To smooth for each level of a categorical variable, there are two primary methods:

  1. Using a categorical by variable
  2. Using the RandomWigglyCurve basis function

This example shows both methods. First, we perform the imports and create a toy dataset

import matplotlib.pyplot as plt
import numpy as np
import pandas as pd

from pymgcv.basis_functions import RandomWigglyCurve
from pymgcv.gam import GAM
from pymgcv.plot import plot_gam
from pymgcv.terms import L, S

rng = np.random.default_rng(0)
x = rng.uniform(-1, 1, size=200)
group = pd.Series(
    rng.choice(["A", "B", "C"], size=len(x)),
    dtype=pd.CategoricalDtype(categories=["A", "B", "C"]),
)

y = rng.normal(scale=0.1, size=len(x))
y[group == "A"] += np.sin(x * 2)[group == "A"]
y[group == "B"] += (x**2)[group == "B"] + 1 
y[group == "C"] += -(x**2)[group == "C"] - 1 
data = pd.DataFrame({"x": x, "y": y, "group": group})

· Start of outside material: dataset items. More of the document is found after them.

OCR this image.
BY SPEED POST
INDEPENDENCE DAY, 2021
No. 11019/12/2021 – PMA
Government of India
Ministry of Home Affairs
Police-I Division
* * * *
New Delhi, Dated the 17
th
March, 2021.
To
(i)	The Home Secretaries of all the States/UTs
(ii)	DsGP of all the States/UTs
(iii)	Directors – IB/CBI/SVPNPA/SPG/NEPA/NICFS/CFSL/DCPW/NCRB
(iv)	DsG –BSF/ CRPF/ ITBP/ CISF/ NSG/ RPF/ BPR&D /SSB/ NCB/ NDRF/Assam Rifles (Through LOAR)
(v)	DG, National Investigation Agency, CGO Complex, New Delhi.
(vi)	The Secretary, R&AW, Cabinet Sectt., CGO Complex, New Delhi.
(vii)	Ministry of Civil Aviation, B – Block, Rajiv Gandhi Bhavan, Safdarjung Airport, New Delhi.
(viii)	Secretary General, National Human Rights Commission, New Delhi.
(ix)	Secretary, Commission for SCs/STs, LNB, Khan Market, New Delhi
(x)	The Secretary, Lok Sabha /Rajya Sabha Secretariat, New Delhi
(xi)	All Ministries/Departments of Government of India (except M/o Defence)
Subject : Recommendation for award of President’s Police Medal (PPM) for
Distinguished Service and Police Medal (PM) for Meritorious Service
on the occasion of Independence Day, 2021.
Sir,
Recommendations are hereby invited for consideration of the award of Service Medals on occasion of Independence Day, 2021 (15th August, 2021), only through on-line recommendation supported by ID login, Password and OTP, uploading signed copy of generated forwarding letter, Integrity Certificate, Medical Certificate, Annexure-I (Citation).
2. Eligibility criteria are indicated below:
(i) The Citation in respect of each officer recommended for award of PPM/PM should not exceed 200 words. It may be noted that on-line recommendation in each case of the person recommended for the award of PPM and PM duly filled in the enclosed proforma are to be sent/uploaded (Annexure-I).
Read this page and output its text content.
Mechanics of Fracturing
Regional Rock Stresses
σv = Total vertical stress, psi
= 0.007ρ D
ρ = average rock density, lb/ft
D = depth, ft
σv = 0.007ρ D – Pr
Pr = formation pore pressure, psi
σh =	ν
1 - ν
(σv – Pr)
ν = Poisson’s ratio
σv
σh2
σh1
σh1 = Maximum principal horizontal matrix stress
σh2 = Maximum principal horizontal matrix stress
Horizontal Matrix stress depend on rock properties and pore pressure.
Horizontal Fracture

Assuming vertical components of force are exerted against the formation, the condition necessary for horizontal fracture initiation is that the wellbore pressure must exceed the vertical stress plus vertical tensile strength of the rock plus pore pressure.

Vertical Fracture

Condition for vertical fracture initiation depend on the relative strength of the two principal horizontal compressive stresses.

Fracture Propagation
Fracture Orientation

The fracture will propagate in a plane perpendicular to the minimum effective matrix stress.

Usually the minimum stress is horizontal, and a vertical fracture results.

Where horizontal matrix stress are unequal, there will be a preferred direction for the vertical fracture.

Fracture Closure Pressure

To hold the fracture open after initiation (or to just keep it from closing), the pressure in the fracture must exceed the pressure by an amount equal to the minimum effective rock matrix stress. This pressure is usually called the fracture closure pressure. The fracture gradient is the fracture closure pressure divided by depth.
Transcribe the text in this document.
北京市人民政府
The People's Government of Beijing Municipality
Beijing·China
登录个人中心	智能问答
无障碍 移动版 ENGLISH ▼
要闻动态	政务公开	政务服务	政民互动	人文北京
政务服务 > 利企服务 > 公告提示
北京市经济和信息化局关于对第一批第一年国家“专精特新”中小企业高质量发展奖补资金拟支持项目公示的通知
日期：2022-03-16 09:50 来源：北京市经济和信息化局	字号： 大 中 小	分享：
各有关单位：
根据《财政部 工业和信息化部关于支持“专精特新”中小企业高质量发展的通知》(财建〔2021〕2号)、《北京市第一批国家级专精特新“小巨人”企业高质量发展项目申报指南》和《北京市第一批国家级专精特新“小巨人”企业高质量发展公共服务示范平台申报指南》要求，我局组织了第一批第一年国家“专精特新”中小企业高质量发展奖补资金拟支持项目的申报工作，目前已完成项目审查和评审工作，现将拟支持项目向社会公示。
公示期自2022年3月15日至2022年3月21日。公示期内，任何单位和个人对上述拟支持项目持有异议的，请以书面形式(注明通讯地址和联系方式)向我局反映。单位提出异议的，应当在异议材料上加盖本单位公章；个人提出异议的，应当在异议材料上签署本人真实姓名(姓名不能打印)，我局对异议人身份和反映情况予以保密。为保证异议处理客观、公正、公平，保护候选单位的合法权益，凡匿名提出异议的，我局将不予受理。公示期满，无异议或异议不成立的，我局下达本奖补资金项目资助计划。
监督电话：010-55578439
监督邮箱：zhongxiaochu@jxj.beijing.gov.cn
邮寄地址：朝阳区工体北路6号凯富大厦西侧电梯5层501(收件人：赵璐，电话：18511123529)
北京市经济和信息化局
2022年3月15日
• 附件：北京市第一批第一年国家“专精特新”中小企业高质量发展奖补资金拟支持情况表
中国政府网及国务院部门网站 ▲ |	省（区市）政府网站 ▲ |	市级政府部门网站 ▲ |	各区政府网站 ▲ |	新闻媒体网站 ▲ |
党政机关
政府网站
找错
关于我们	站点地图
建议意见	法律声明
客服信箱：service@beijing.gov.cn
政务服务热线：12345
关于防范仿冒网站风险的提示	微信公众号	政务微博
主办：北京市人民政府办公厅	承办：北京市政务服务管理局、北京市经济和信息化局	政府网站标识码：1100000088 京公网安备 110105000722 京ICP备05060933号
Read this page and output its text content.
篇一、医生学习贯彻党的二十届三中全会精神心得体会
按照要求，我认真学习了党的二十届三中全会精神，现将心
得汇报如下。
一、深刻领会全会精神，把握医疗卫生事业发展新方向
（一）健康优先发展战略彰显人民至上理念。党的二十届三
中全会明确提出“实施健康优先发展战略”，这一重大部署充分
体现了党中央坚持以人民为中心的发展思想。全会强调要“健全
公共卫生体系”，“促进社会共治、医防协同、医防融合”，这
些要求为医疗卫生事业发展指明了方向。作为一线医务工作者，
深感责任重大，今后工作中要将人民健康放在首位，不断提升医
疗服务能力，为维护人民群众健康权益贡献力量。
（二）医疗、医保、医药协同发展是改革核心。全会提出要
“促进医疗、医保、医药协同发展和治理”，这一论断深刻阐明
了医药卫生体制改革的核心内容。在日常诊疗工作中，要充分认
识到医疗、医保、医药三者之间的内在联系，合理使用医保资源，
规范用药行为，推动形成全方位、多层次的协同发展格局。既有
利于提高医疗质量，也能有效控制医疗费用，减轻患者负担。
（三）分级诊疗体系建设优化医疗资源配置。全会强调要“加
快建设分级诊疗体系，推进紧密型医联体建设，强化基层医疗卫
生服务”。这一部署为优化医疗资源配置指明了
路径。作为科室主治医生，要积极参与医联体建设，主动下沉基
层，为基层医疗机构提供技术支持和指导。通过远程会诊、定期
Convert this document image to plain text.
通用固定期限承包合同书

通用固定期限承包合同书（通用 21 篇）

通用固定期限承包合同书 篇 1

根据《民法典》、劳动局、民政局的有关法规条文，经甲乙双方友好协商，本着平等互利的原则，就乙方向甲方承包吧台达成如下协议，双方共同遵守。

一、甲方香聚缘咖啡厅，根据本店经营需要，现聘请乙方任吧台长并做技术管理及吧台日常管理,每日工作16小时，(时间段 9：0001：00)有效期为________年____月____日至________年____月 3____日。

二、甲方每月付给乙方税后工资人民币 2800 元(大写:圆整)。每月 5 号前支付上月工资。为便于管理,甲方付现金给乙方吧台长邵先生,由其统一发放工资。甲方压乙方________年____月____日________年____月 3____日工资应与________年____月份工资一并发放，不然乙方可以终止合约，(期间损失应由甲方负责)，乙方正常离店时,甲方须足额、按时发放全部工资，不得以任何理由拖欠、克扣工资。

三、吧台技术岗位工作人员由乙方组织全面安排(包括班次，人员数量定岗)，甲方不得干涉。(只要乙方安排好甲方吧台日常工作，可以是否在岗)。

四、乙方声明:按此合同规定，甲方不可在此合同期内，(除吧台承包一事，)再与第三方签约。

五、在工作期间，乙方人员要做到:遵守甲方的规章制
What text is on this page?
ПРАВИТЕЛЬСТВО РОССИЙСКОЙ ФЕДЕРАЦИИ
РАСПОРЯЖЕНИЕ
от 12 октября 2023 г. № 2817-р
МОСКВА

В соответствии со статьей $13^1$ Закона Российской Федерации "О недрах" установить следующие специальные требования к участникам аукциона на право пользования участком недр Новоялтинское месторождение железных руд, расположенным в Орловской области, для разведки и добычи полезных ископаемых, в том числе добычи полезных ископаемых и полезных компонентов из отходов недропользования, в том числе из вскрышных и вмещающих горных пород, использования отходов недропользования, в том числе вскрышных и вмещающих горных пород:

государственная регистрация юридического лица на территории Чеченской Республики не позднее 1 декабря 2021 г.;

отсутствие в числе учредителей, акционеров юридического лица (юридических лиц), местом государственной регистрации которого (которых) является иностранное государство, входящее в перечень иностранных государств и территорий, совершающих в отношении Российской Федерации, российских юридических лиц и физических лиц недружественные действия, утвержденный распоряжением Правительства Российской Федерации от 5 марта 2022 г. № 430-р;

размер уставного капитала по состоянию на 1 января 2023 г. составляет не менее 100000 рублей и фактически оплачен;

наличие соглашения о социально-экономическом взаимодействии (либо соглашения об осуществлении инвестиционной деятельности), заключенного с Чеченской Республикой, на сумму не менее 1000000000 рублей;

Option 1: Categorical by variables:

S("x", by="group") can be used to fit a seperate smooth for each level of the factor, (or analagously with T):

  • Such smooths are centered, so we generally must include the categorical variable as a linear term too, i.e. L("group").
  • If the intercept is left in the model, the partial effect of the first level L("group") will be fixed to zero mean/variance to avoid non-identifiability with the intercept term.
  • Alternativly, we can remove the intercept, in which case all levels of the linear term will have non-zero effects. Below we use this approach by setting add_intercepts=False .
gam = GAM({"y": S("x", by="group") + L("group")}, add_intercepts=False)
gam.fit(data)
fig, ax = plot_gam(gam, residuals=True)
fig.set_size_inches(8, 4)
fig.show()

img

Option 2: Random wiggly curves

In contrast using the RandomWigglyCurve basis leads to:

  1. Sharing a smoothing parameter
  2. Non-centered smooths
  3. The null space components being penalized (e.g. including level-specific intercepts). The penalization means, this term can be used with an intercept term in the model without introducing any indeterminacy
gam = GAM({"y": S("x", "group", bs=RandomWigglyCurve())})
fit = gam.fit(data)
plot_gam(gam, residuals=True)
plt.show()

img